Felicidade: morenas e mulatas voltaram!

 

          Os homens ainda preferem as louras? Em 1953, o cineasta Howard Hawks jurava que sim — mas também tendo toda a estrutura da 20th Century Fox e uma blonde top de linha como Marilyn Monroe à disposição de suas câmeras seria, por óbvio, caturrice deixar de apostar nessa preferência. Como a competente indústria de entretenimento americana nunca brigou contra o óbvio, o filme “Os homens preferem as louras” consolidou na década de 50 a versão que, desde então, alimenta fantasias, sonhos e desejos dos marmanjos em quase todo o mundo. Não poderia ser diferente no carnaval do Rio, essa mixórdia que junta com um aparentemente improvável equilíbrio e uma inegável graça o sambista desdentado dos morros, o gênio de músicos que saem do anonimato para criar belas páginas da MPB, criadores de sonhos como os carnavalescos, desconhecidos e belos foliões, musas e mitos da cultura popular e, claro, elas, as — pelo menos até aqui — onipresentes beldades de pouca roupa e muita água oxigenada nos cabelos. Também na folia carioca, os homens ainda preferem as louras?

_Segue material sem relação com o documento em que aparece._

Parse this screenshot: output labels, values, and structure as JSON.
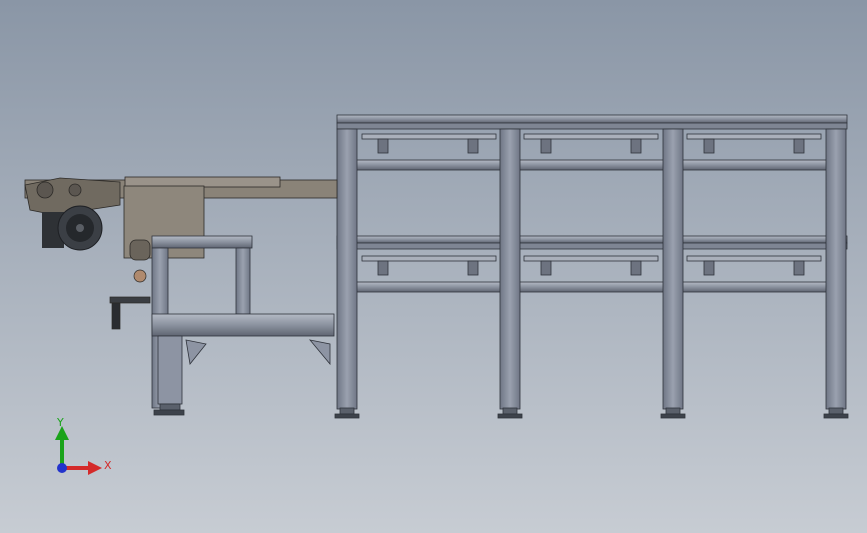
{
  "viewport": {
    "background_top": "#8a96a6",
    "background_bottom": "#c7ccd3"
  },
  "model": {
    "frame_color": "#8d94a3",
    "frame_dark": "#4a4f5a",
    "arm_color": "#7a746a",
    "motor_color": "#3a3d42",
    "accent_color": "#b08a6e"
  },
  "triad": {
    "y_label": "Y",
    "x_label": "X",
    "y_color": "#1aa31a",
    "x_color": "#d42a2a",
    "z_color": "#2233cc"
  }
}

          Há controvérsias. Desde o ano passado, e neste 2005 com indicações ainda mais acentuadas, as boazudas da vez parecem ter mudado o tom dos cabelos — e, principalmente, da pele. Para felicidade geral, e do mestre Lan em particular, mulatas e morenas, que há um bom punhado de anos vinham gramando uma injustificável coadjuvação na avenida, pelo menos no grau de importância que lhes reserva a indústria da informação, dão mostras de que estão recuperando seu real lugar de destaque nas escolas de samba. Pode não ser uma tendência que se consolide nos próximos anos, e mesmo o fato de as louras aparentemente estarem cedendo espaço para outros matizes de pigmentação não significa que o carnaval vá ficar melhor ou pior. Mas, vamos reconhecer, confere um pouco mais de autenticidade a uma festa que tem grande identificação com a cultura negra e restabelece uma bem-vinda democracia racial na avenida.

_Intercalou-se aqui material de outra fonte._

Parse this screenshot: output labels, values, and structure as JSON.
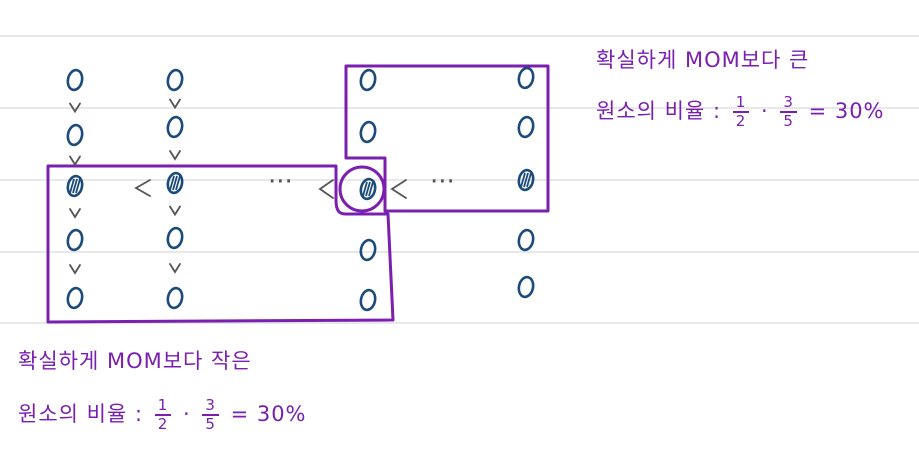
{
  "colors": {
    "ink_purple": "#7a1fb0",
    "ink_blue": "#1b4b7a",
    "ink_gray": "#555555",
    "rule_line": "#d9d9de",
    "paper": "#ffffff"
  },
  "diagram": {
    "columns": 5,
    "rows": 5,
    "element_symbol": "O",
    "highlighted_row_symbol": "⦶",
    "less_than": "<",
    "ellipsis": "···",
    "down_arrow": "v"
  },
  "note_top": {
    "line1": "확실하게 MOM보다 큰",
    "line2_prefix": "원소의 비율 :",
    "frac1": {
      "num": "1",
      "den": "2"
    },
    "dot": "·",
    "frac2": {
      "num": "3",
      "den": "5"
    },
    "result": "= 30%"
  },
  "note_bottom": {
    "line1": "확실하게 MOM보다 작은",
    "line2_prefix": "원소의 비율 :",
    "frac1": {
      "num": "1",
      "den": "2"
    },
    "dot": "·",
    "frac2": {
      "num": "3",
      "den": "5"
    },
    "result": "= 30%"
  }
}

          O carnaval mexe com paixões, e enquanto a paixão está na concentração a unanimidade está deixando a dispersão. Em defesa de posições aparentemente antagônicas identificam-se atualmente duas linhas básicas entre os apaixonados pelo carnaval — e aqui estamos falando especificamente do que se passa no Sambódromo desde a entrada da comissão de frente da primeira escola a desfilar até a retirada da última linha de foliões da derradeira agremiação a se exibir.
          Há aqueles que defendem o desfile puro-sangue, o carnaval feito basicamente da tradição. Em defesa dessa posição, registre-se que, não fossem os carnavalescos de — o termo se justifica — antanho, não haveria carnaval, a cultura brasileira não teria incorporado a seu acervo a maior festa popular do mundo e o carnaval não teria criado as raízes que hoje o fazem se confundir com a História do país. Por outro lado, existem os que vêem no Sambódromo apenas uma pista para o contínuo desfilar de beldades sem qualquer identificação com as comunidades. O argumento a favor: o carnaval mudou, e é preciso que ele se adapte aos novos tempos.

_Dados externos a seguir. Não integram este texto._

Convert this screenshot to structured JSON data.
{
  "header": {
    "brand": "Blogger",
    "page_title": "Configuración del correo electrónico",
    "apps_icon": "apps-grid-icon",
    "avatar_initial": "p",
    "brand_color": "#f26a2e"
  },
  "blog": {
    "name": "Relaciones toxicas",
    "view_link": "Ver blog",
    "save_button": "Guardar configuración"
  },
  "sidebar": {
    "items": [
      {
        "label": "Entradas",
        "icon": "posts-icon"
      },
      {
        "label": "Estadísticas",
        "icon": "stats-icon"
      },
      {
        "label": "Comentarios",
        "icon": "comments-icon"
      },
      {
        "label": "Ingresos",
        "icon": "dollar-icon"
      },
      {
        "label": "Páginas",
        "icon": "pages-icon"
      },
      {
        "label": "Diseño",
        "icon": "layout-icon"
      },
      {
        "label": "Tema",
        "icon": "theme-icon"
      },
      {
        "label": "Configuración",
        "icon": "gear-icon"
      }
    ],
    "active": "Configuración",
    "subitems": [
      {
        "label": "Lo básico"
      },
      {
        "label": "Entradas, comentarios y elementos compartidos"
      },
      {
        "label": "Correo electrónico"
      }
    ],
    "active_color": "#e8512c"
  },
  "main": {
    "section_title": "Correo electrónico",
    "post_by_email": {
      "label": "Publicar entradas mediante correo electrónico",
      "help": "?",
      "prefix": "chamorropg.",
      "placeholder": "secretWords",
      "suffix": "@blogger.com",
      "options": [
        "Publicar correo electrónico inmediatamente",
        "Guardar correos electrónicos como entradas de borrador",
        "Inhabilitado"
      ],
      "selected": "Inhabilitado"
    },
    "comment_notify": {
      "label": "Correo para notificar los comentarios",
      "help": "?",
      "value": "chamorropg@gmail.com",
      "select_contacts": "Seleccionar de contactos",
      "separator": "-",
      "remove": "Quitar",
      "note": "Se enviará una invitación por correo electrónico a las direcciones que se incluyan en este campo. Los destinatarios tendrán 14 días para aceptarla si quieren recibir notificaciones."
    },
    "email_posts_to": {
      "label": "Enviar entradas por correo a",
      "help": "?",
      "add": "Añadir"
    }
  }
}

          Entre uma posição e outra, a prudência manda que se fique tucanamente eqüidistante dos radicalismos. Mas, ainda que se tome partido, de uma coisa não se pode fugir, qualquer que seja o lado escolhido do muro: uma certa onda tradicionalista avança sobre barracões, quadras e desfiles. As manifestações mais evidentes dessa tendência foram, ano passado, a presença da veterana sambista Dodô à frente da bateria da Portela e o maravilhoso desfile no qual o Império Serrano reviveu o antológico enredo montado em cima do não menos antológico samba “Aquarela brasileira”, de Silas de Oliveira. Não chega a ser uma tsunami, mas este ano outras evidências mostram que a onda na qual surfam os valores mais identificados com o tradicionalismo ainda não quebrou na praia.
          Do ponto de vista da, digamos, pigmentação, essa tendência se manifesta em detalhes como, por exemplo, o fato de as louras terem sido expurgadas das baterias das grandes escolas, em detrimento de mulatas ou morenas. Há, evidentemente, resistências — e é sintomático que uma das poucas escolas a manter uma loura como rainha de bateria, a Acadêmicos da Rocinha com Adriane Galisteu, tenha até publicado anúncios nos jornais informando que estava remando contra a maré.
          São, enfim, considerações. Com ou sem louras, mulatas e morenas, com tradição ou sem vínculos maiores com o passado, o carnaval hoje não é, e jamais voltará a ser, como antigamente. Mas é saudável que traga de volta para a avenida valores d’antanho que ajudaram a fazer dos desfiles a festa maior do povo brasileiro.
          É saudável que o legado dos Silas de Oliveira seja preservado, emprestando à modernidade das Superescolas de Samba S.A. aquele tom que não nos faça esquecer que, sim, a beleza é fundamental, desde que ela não seja a coveira da arte. E é saudável, sobretudo, que a ditadura da água oxigenada esteja com os dias contados. Que venham de volta as nossas mulatas, guerrilheiras da democracia racial, porque delas também é o reino da folia.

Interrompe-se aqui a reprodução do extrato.